Dédicaces (Lecture de Don Quichotte de la Manche de Cervantès en La Pléiade) - 2
Il est d’usage aujourd’hui qu’un auteur dédicace le livre qu’il publie, qu’il s’agisse d’un roman, d’un recueil de nouvelles, de poèmes ou d’articles, d’un ouvrage à vocation scientifique, etc. Chacun y va de sa petite dédicace à un parent, à des proches, à un maître… Et je parle bien ici de la dédicace qui est imprimée, pas celle griffonnée plus ou moins à la hâte sur un coin de table à l’occasion d’une présentation, d’une rencontre ou d’un salon du livre. On peut aussi trouver des remerciements, plutôt en fin d’ouvrage, à ceux qui ont rendu possible l’écriture et la publication de l’œuvre. Parfois il n’y a rien, ou presque rien, tant publier un livre semble devenu une chose somme toute ordinaire, banale. Combien de livres sont en effet publiés, exposés quelques semaines, pour finir par repartir au pilon ? Beaucoup. Trop. Notre temps a, il est vrai, érigé le gaspillage en art de vivre. Il n’en était pas de même au temps de Cervantès où publier un livre était réservé à bien peu, tout comme les lire sans doute. Etre édité relevait d’un privilège et nécessitait reconnaissance et protection, soutien. Imagine-t-on aujourd’hui une œuvre éditée devant rendre autant d’hommages et de remerciements, de dédicaces – pour nous, bien obséquieuses – que le fait Cervantès ? L’on rirait sans doute d’une telle flagornerie, espérant qu’au moins leur auteur le fait par dérision, par humour, craignant trop que la flagornerie ampoulée, hors d’âge et hors de propos, nous procure une honte étrange : celle du lecteur vis à vis du livre qu’il a entre les mains.

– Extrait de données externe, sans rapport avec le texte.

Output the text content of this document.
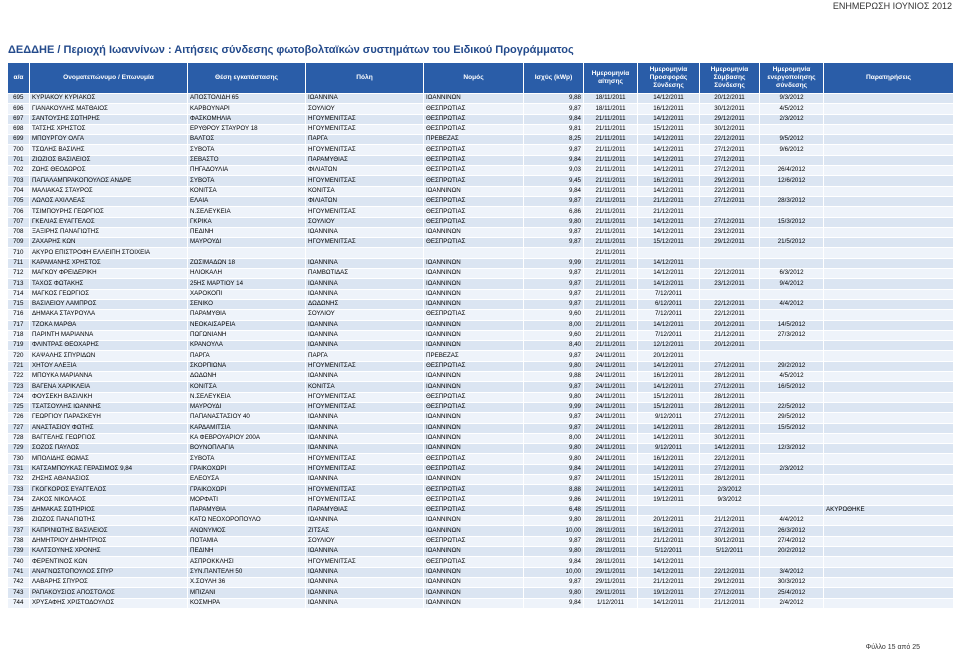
ΕΝΗΜΕΡΩΣΗ ΙΟΥΝΙΟΣ 2012
ΔΕΔΔΗΕ / Περιοχή Ιωαννίνων : Αιτήσεις σύνδεσης φωτοβολταϊκών συστημάτων του Ειδικού Προγράμματος
α/α	Ονοματεπώνυμο / Επωνυμία	Θέση εγκατάστασης	Πόλη	Νομός	Ισχύς (kWp)	Ημερομηνία αίτησης	Ημερομηνία Προσφοράς Σύνδεσης	Ημερομηνία Σύμβασης Σύνδεσης	Ημερομηνία ενεργοποίησης σύνδεσης	Παρατηρήσεις
695	ΚΥΡΙΑΚΟΥ ΚΥΡΙΑΚΟΣ	ΑΠΟΣΤΟΛΙΔΗ 65	ΙΩΑΝΝΙΝΑ	ΙΩΑΝΝΙΝΩΝ	9,88	18/11/2011	14/12/2011	20/12/2011	9/3/2012	
696	ΓΙΑΝΑΚΟΥΛΗΣ ΜΑΤΘΑΙΟΣ	ΚΑΡΒΟΥΝΑΡΙ	ΣΟΥΛΙΟΥ	ΘΕΣΠΡΩΤΙΑΣ	9,87	18/11/2011	16/12/2011	30/12/2011	4/5/2012	
697	ΣΑΝΤΟΥΣΗΣ ΣΩΤΗΡΗΣ	ΦΑΣΚΟΜΗΛΙΑ	ΗΓΟΥΜΕΝΙΤΣΑΣ	ΘΕΣΠΡΩΤΙΑΣ	9,84	21/11/2011	14/12/2011	29/12/2011	2/3/2012	
698	ΤΑΤΣΗΣ ΧΡΗΣΤΟΣ	ΕΡΥΘΡΟΥ ΣΤΑΥΡΟΥ 18	ΗΓΟΥΜΕΝΙΤΣΑΣ	ΘΕΣΠΡΩΤΙΑΣ	9,81	21/11/2011	15/12/2011	30/12/2011		
699	ΜΠΟΥΡΓΟΥ ΟΛΓΑ	ΒΑΛΤΟΣ	ΠΑΡΓΑ	ΠΡΕΒΕΖΑΣ	8,25	21/11/2011	14/12/2011	22/12/2011	9/5/2012	
700	ΤΣΩΛΗΣ ΒΑΣΙΛΗΣ	ΣΥΒΟΤΑ	ΗΓΟΥΜΕΝΙΤΣΑΣ	ΘΕΣΠΡΩΤΙΑΣ	9,87	21/11/2011	14/12/2011	27/12/2011	9/6/2012	
701	ΖΙΩΖΙΟΣ ΒΑΣΙΛΕΙΟΣ	ΣΕΒΑΣΤΟ	ΠΑΡΑΜΥΘΙΑΣ	ΘΕΣΠΡΩΤΙΑΣ	9,84	21/11/2011	14/12/2011	27/12/2011		
702	ΖΩΗΣ ΘΕΟΔΩΡΟΣ	ΠΗΓΑΔΟΥΛΙΑ	ΦΙΛΙΑΤΩΝ	ΘΕΣΠΡΩΤΙΑΣ	9,03	21/11/2011	14/12/2011	27/12/2011	26/4/2012	
703	ΠΑΠΑΛΑΜΠΡΑΚΟΠΟΥΛΟΣ ΑΝΔΡΕ	ΣΥΒΟΤΑ	ΗΓΟΥΜΕΝΙΤΣΑΣ	ΘΕΣΠΡΩΤΙΑΣ	9,45	21/11/2011	16/12/2011	29/12/2011	12/6/2012	
704	ΜΑΛΙΑΚΑΣ ΣΤΑΥΡΟΣ	ΚΟΝΙΤΣΑ	ΚΟΝΙΤΣΑ	ΙΩΑΝΝΙΝΩΝ	9,84	21/11/2011	14/12/2011	22/12/2011		
705	ΛΩΛΟΣ ΑΧΙΛΛΕΑΣ	ΕΛΑΙΑ	ΦΙΛΙΑΤΩΝ	ΘΕΣΠΡΩΤΙΑΣ	9,87	21/11/2011	21/12/2011	27/12/2011	28/3/2012	
706	ΤΣΙΜΠΟΥΡΗΣ ΓΕΩΡΓΙΟΣ	Ν.ΣΕΛΕΥΚΕΙΑ	ΗΓΟΥΜΕΝΙΤΣΑΣ	ΘΕΣΠΡΩΤΙΑΣ	6,86	21/11/2011	21/12/2011			
707	ΓΚΕΛΙΑΣ ΕΥΑΓΓΕΛΟΣ	ΓΚΡΙΚΑ	ΣΟΥΛΙΟΥ	ΘΕΣΠΡΩΤΙΑΣ	9,80	21/11/2011	14/12/2011	27/12/2011	15/3/2012	
708	ΞΑΞΙΡΗΣ ΠΑΝΑΓΙΩΤΗΣ	ΠΕΔΙΝΗ	ΙΩΑΝΝΙΝΑ	ΙΩΑΝΝΙΝΩΝ	9,87	21/11/2011	14/12/2011	23/12/2011		
709	ΖΑΧΑΡΗΣ ΚΩΝ	ΜΑΥΡΟΥΔΙ	ΗΓΟΥΜΕΝΙΤΣΑΣ	ΘΕΣΠΡΩΤΙΑΣ	9,87	21/11/2011	15/12/2011	29/12/2011	21/5/2012	
710	ΑΚΥΡΟ ΕΠΙΣΤΡΟΦΗ ΕΛΛΕΙΠΗ ΣΤΟΙΧΕΙΑ					21/11/2011				
711	ΚΑΡΑΜΑΝΗΣ ΧΡΗΣΤΟΣ	ΖΩΣΙΜΑΔΩΝ 18	ΙΩΑΝΝΙΝΑ	ΙΩΑΝΝΙΝΩΝ	9,99	21/11/2011	14/12/2011			
712	ΜΑΓΚΟΥ ΦΡΕΙΔΕΡΙΚΗ	ΗΛΙΟΚΑΛΗ	ΠΑΜΒΩΤΙΔΑΣ	ΙΩΑΝΝΙΝΩΝ	9,87	21/11/2011	14/12/2011	22/12/2011	6/3/2012	
713	ΤΑΧΟΣ ΦΩΤΑΚΗΣ	25ΗΣ ΜΑΡΤΙΟΥ 14	ΙΩΑΝΝΙΝΑ	ΙΩΑΝΝΙΝΩΝ	9,87	21/11/2011	14/12/2011	23/12/2011	9/4/2012	
714	ΜΑΓΚΟΣ ΓΕΩΡΓΙΟΣ	ΧΑΡΟΚΟΠΙ	ΙΩΑΝΝΙΝΑ	ΙΩΑΝΝΙΝΩΝ	9,87	21/11/2011	7/12/2011			
715	ΒΑΣΙΛΕΙΟΥ ΛΑΜΠΡΟΣ	ΣΕΝΙΚΟ	ΔΩΔΩΝΗΣ	ΙΩΑΝΝΙΝΩΝ	9,87	21/11/2011	6/12/2011	22/12/2011	4/4/2012	
716	ΔΗΜΑΚΑ ΣΤΑΥΡΟΥΛΑ	ΠΑΡΑΜΥΘΙΑ	ΣΟΥΛΙΟΥ	ΘΕΣΠΡΩΤΙΑΣ	9,60	21/11/2011	7/12/2011	22/12/2011		
717	ΤΖΟΚΑ ΜΑΡΘΑ	ΝΕΟΚΑΙΣΑΡΕΙΑ	ΙΩΑΝΝΙΝΑ	ΙΩΑΝΝΙΝΩΝ	8,00	21/11/2011	14/12/2011	20/12/2011	14/5/2012	
718	ΠΑΡΙΝΤΗ ΜΑΡΙΑΝΝΑ	ΠΩΓΩΝΙΑΝΗ	ΙΩΑΝΝΙΝΑ	ΙΩΑΝΝΙΝΩΝ	9,60	21/11/2011	7/12/2011	21/12/2011	27/3/2012	
719	ΦΛΙΝΤΡΑΣ ΘΕΟΧΑΡΗΣ	ΚΡΑΝΟΥΛΑ	ΙΩΑΝΝΙΝΑ	ΙΩΑΝΝΙΝΩΝ	8,40	21/11/2011	12/12/2011	20/12/2011		
720	ΚΑΨΑΛΗΣ ΣΠΥΡΙΔΩΝ	ΠΑΡΓΑ	ΠΑΡΓΑ	ΠΡΕΒΕΖΑΣ	9,87	24/11/2011	20/12/2011			
721	ΧΗΤΟΥ ΑΛΕΞΙΑ	ΣΚΟΡΠΙΩΝΑ	ΗΓΟΥΜΕΝΙΤΣΑΣ	ΘΕΣΠΡΩΤΙΑΣ	9,80	24/11/2011	14/12/2011	27/12/2011	29/2/2012	
722	ΜΠΟΥΚΑ ΜΑΡΙΑΝΝΑ	ΔΩΔΩΝΗ	ΙΩΑΝΝΙΝΑ	ΙΩΑΝΝΙΝΩΝ	9,88	24/11/2011	16/12/2011	28/12/2011	4/5/2012	
723	ΒΑΓΕΝΑ ΧΑΡΙΚΛΕΙΑ	ΚΟΝΙΤΣΑ	ΚΟΝΙΤΣΑ	ΙΩΑΝΝΙΝΩΝ	9,87	24/11/2011	14/12/2011	27/12/2011	16/5/2012	
724	ΦΟΥΣΕΚΗ ΒΑΣΙΛΙΚΗ	Ν.ΣΕΛΕΥΚΕΙΑ	ΗΓΟΥΜΕΝΙΤΣΑΣ	ΘΕΣΠΡΩΤΙΑΣ	9,80	24/11/2011	15/12/2011	28/12/2011		
725	ΤΣΑΤΣΟΥΛΗΣ ΙΩΑΝΝΗΣ	ΜΑΥΡΟΥΔΙ	ΗΓΟΥΜΕΝΙΤΣΑΣ	ΘΕΣΠΡΩΤΙΑΣ	9,99	24/11/2011	15/12/2011	28/12/2011	22/5/2012	
726	ΓΕΩΡΓΙΟΥ ΠΑΡΑΣΚΕΥΗ	ΠΑΠΑΝΑΣΤΑΣΙΟΥ 40	ΙΩΑΝΝΙΝΑ	ΙΩΑΝΝΙΝΩΝ	9,87	24/11/2011	9/12/2011	27/12/2011	29/5/2012	
727	ΑΝΑΣΤΑΣΙΟΥ ΦΩΤΗΣ	ΚΑΡΔΑΜΙΤΣΙΑ	ΙΩΑΝΝΙΝΑ	ΙΩΑΝΝΙΝΩΝ	9,87	24/11/2011	14/12/2011	28/12/2011	15/5/2012	
728	ΒΑΓΓΕΛΗΣ ΓΕΩΡΓΙΟΣ	ΚΑ ΦΕΒΡΟΥΑΡΙΟΥ 200Α	ΙΩΑΝΝΙΝΑ	ΙΩΑΝΝΙΝΩΝ	8,00	24/11/2011	14/12/2011	30/12/2011		
729	ΣΟΖΟΣ ΠΑΥΛΟΣ	ΒΟΥΝΟΠΛΑΓΙΑ	ΙΩΑΝΝΙΝΑ	ΙΩΑΝΝΙΝΩΝ	9,80	24/11/2011	9/12/2011	14/12/2011	12/3/2012	
730	ΜΠΟΛΙΔΗΣ ΘΩΜΑΣ	ΣΥΒΟΤΑ	ΗΓΟΥΜΕΝΙΤΣΑΣ	ΘΕΣΠΡΩΤΙΑΣ	9,80	24/11/2011	16/12/2011	22/12/2011		
731	ΚΑΤΣΑΜΠΟΥΚΑΣ ΓΕΡΑΣΙΜΟΣ 9,84	ΓΡΑΙΚΟΧΩΡΙ	ΗΓΟΥΜΕΝΙΤΣΑΣ	ΘΕΣΠΡΩΤΙΑΣ	9,84	24/11/2011	14/12/2011	27/12/2011	2/3/2012	
732	ΖΗΣΗΣ ΑΘΑΝΑΣΙΟΣ	ΕΛΕΟΥΣΑ	ΙΩΑΝΝΙΝΑ	ΙΩΑΝΝΙΝΩΝ	9,87	24/11/2011	15/12/2011	28/12/2011		
733	ΓΚΟΓΚΟΡΟΣ ΕΥΑΓΓΕΛΟΣ	ΓΡΑΙΚΟΧΩΡΙ	ΗΓΟΥΜΕΝΙΤΣΑΣ	ΘΕΣΠΡΩΤΙΑΣ	8,88	24/11/2011	14/12/2011	2/3/2012		
734	ΖΑΚΟΣ ΝΙΚΟΛΑΟΣ	ΜΟΡΦΑΤΙ	ΗΓΟΥΜΕΝΙΤΣΑΣ	ΘΕΣΠΡΩΤΙΑΣ	9,86	24/11/2011	19/12/2011	9/3/2012		
735	ΔΗΜΑΚΑΣ ΣΩΤΗΡΙΟΣ	ΠΑΡΑΜΥΘΙΑ	ΠΑΡΑΜΥΘΙΑΣ	ΘΕΣΠΡΩΤΙΑΣ	6,48	25/11/2011				ΑΚΥΡΩΘΗΚΕ
736	ΖΙΩΖΟΣ ΠΑΝΑΓΙΩΤΗΣ	ΚΑΤΩ ΝΕΟΧΟΡΟΠΟΥΛΟ	ΙΩΑΝΝΙΝΑ	ΙΩΑΝΝΙΝΩΝ	9,80	28/11/2011	20/12/2011	21/12/2011	4/4/2012	
737	ΚΑΠΡΙΝΙΩΤΗΣ ΒΑΣΙΛΕΙΟΣ	ΑΝΩΝΥΜΟΣ	ΖΙΤΣΑΣ	ΙΩΑΝΝΙΝΩΝ	10,00	28/11/2011	16/12/2011	27/12/2011	26/3/2012	
738	ΔΗΜΗΤΡΙΟΥ ΔΗΜΗΤΡΙΟΣ	ΠΟΤΑΜΙΑ	ΣΟΥΛΙΟΥ	ΘΕΣΠΡΩΤΙΑΣ	9,87	28/11/2011	21/12/2011	30/12/2011	27/4/2012	
739	ΚΑΛΤΣΟΥΝΗΣ ΧΡΟΝΗΣ	ΠΕΔΙΝΗ	ΙΩΑΝΝΙΝΑ	ΙΩΑΝΝΙΝΩΝ	9,80	28/11/2011	5/12/2011	5/12/2011	20/2/2012	
740	ΦΕΡΕΝΤΙΝΟΣ ΚΩΝ	ΑΣΠΡΟΚΚΛΗΣΙ	ΗΓΟΥΜΕΝΙΤΣΑΣ	ΘΕΣΠΡΩΤΙΑΣ	9,84	28/11/2011	14/12/2011			
741	ΑΝΑΓΝΩΣΤΟΠΟΥΛΟΣ ΣΠΥΡ	ΣΥΝ.ΠΑΝΤΕΛΗ 50	ΙΩΑΝΝΙΝΑ	ΙΩΑΝΝΙΝΩΝ	10,00	29/11/2011	14/12/2011	22/12/2011	3/4/2012	
742	ΛΑΒΑΡΗΣ ΣΠΥΡΟΣ	Χ.ΣΟΥΛΗ 36	ΙΩΑΝΝΙΝΑ	ΙΩΑΝΝΙΝΩΝ	9,87	29/11/2011	21/12/2011	29/12/2011	30/3/2012	
743	ΡΑΠΑΚΟΥΣΙΟΣ ΑΠΟΣΤΟΛΟΣ	ΜΠΙΖΑΝΙ	ΙΩΑΝΝΙΝΑ	ΙΩΑΝΝΙΝΩΝ	9,80	29/11/2011	19/12/2011	27/12/2011	25/4/2012	
744	ΧΡΥΣΑΦΗΣ ΧΡΙΣΤΟΔΟΥΛΟΣ	ΚΟΣΜΗΡΑ	ΙΩΑΝΝΙΝΑ	ΙΩΑΝΝΙΝΩΝ	9,84	1/12/2011	14/12/2011	21/12/2011	2/4/2012	
Φύλλο 15 από 25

On peut sourire à cette écriture et lecture « obligée » préalable au Don Quichotte. On peut aussi la sauter (après avoir contourné la préface) pour aller directement au début du récit. On peut aussi s’y arrêter et se dire que l’on est sans doute passé d’un excès à l’autre : de l’humilité extrême (même si elle est probablement pour l’essentiel de convention et d’affichage, plus jouée et ritualisée dans des formules qu’intimement éprouvée) à la vanité ordinaire de l’Auteur qui sait si bien parler de son Œuvre, roucouler et faire la roue devant les médias qui lui servent des politesses et des hommages creux.
Au bout du compte, il n’est peut-être pas si évident que les évolutions techniques et économiques dont ont profité depuis quelques siècles les papetiers, les imprimeurs, les relieurs, les éditeurs et les libraires ne soient aujourd’hui que bénéfice pour la littérature, la philosophie, la poésie et autres arts des mots et du livre. Pas sûr…
Ce qui est sûr c’est que cela impose de nouvelles exigences au peuple des lecteurs tout en permettant à l’activité péri-littéraire qu’est la critique de se développer de façon tout aussi inflationniste. Ce blog et celui qui le tient s’inscrivent bien sûr dans ce monde parasite qui se développe sur les marges de l’édition et de la littérature, au point que l’on pourrait craindre qu’elle ne se substitue un jour à elles. Il me semble que Michel Foucault, à sa façon, puis plus récemment Georges Steiner, regrettaient cette inflation du commentaire qui caractérise les temps modernes. Puisse ce journal, paradoxalement, se faire oublier et permettre au lecteur de retourner illico au texte et de délaisser le reste.
Limitons donc l’inflation et tenons-nous en là pour aujourd’hui.